You’re not asking people to become poor, but to learn gratuity, to learn the joy of giving. To learn the joy of that freedom and not being attached, of not being somehow bunkered inside your wealth, but using it for good.
One thing that really impresses me about the Old Testament is the inseparability of faith and social justice. That runs right through the scriptures, all the way from the old, right through the new, and right at the center of each one. The prophets say you can’t really worship God if you are not just to your brother and sister. And Jesus is teaching largely the same thing.
Rose
In some ways he’s embodying that in how he relates to people across all the social boundaries.
Steve
One of the things that we talk a lot about is that money in the culture is very abstract. It’s become so abstract that we don’t know what the money that we have in the bank is doing, for example. Some people are talking about putting human relationship back into money, about restoring human relationship to money flow. In that sense, it’s not really about money. It’s about human relationships and how to bring those back into awareness in a culture that has disconnected money from human relationship.
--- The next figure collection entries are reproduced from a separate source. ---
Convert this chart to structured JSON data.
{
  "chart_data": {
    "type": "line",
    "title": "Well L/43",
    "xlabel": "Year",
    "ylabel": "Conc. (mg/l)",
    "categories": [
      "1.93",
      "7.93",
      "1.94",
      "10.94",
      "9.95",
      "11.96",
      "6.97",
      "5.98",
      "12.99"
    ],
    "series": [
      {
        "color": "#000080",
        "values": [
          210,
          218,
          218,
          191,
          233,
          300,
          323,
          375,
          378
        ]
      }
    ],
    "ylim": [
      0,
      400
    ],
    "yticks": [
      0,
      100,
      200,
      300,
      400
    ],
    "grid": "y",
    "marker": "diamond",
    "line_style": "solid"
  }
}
For instance, when you go to the market and check out, you can avoid having to encounter a human being because you can check out with the machine. How do you have an encounter with a human being who works there when you buy your milk? Little things like that is what I’m talking about — putting human relationship back into the transaction quality of money in our culture.
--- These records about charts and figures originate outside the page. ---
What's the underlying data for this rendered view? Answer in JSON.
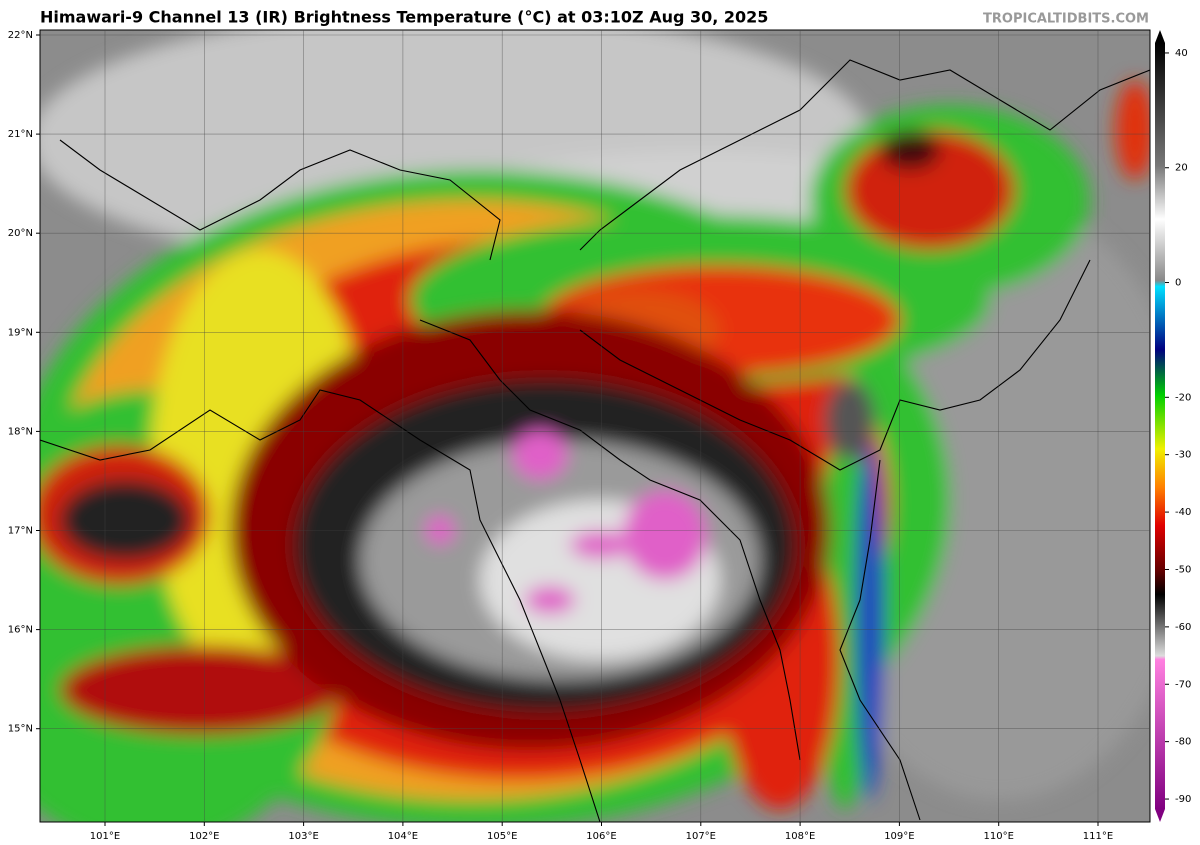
{
  "header": {
    "title": "Himawari-9 Channel 13 (IR) Brightness Temperature (°C) at 03:10Z Aug 30, 2025",
    "watermark": "TROPICALTIDBITS.COM"
  },
  "map": {
    "lat_labels": [
      "22°N",
      "21°N",
      "20°N",
      "19°N",
      "18°N",
      "17°N",
      "16°N",
      "15°N"
    ],
    "lon_labels": [
      "101°E",
      "102°E",
      "103°E",
      "104°E",
      "105°E",
      "106°E",
      "107°E",
      "108°E",
      "109°E",
      "110°E",
      "111°E"
    ]
  },
  "colorbar": {
    "lim": [
      -94,
      44
    ],
    "ticks": [
      40,
      20,
      0,
      -20,
      -30,
      -40,
      -50,
      -60,
      -70,
      -80,
      -90
    ]
  }
}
I’ve been dwelling on the notion of gratuity and thinking especially of that quality of gratuity in the relationship. But sometimes the conversation about justice doesn’t lead to that gratuity; it’s more a matter of balance.
Bruno
Justice, you can say, is a level of ethical business rule, and gratuity is something else. There’s a beauty and a sweetness to gratuity. And, it is just another word for freedom. We have experienced gratuity when we felt free within ourselves, felt unattached. That is what Jesus brings into the world, into a world of tit for tat and a world that, at it’s best, is the world of exchange, with fairness in buying and selling. Into a world of that kind Jesus brings something absolutely new. This wonderful thing is gratuity and is expressed in so many ways.
Steve
Does gratuity transcend justice?
Bruno
Yes it does. Strict justice is objective in a sense. Gratuity comes from the inside, like when you forgive someone. Somebody has clearly hurt you. You know how people can be dominated by those bitter memories for their whole lifetime and can’t get rid of them. They’re prisoner to that. Then all of a sudden some day they look up and realize they are free. “I don’t have to do that anymore.” Now we’re touching the center of a human person, so you get particular power when you get to the core of a human person, called heart, if you will.
Heart certainly has very much to do with gratuity. But, it’s better not to tie it down too much, but to let it be a mystery. Whatever it is, that center of a human person, you know it when you’re there. You know it when you hear it. You recognize it, but it’s almost impossible to define. For one thing it’s divine. You can’t define God. You can’t define Grace, except by saying it’s that which is free. It’s that which I didn’t earn, that which I didn’t make, it was given to me.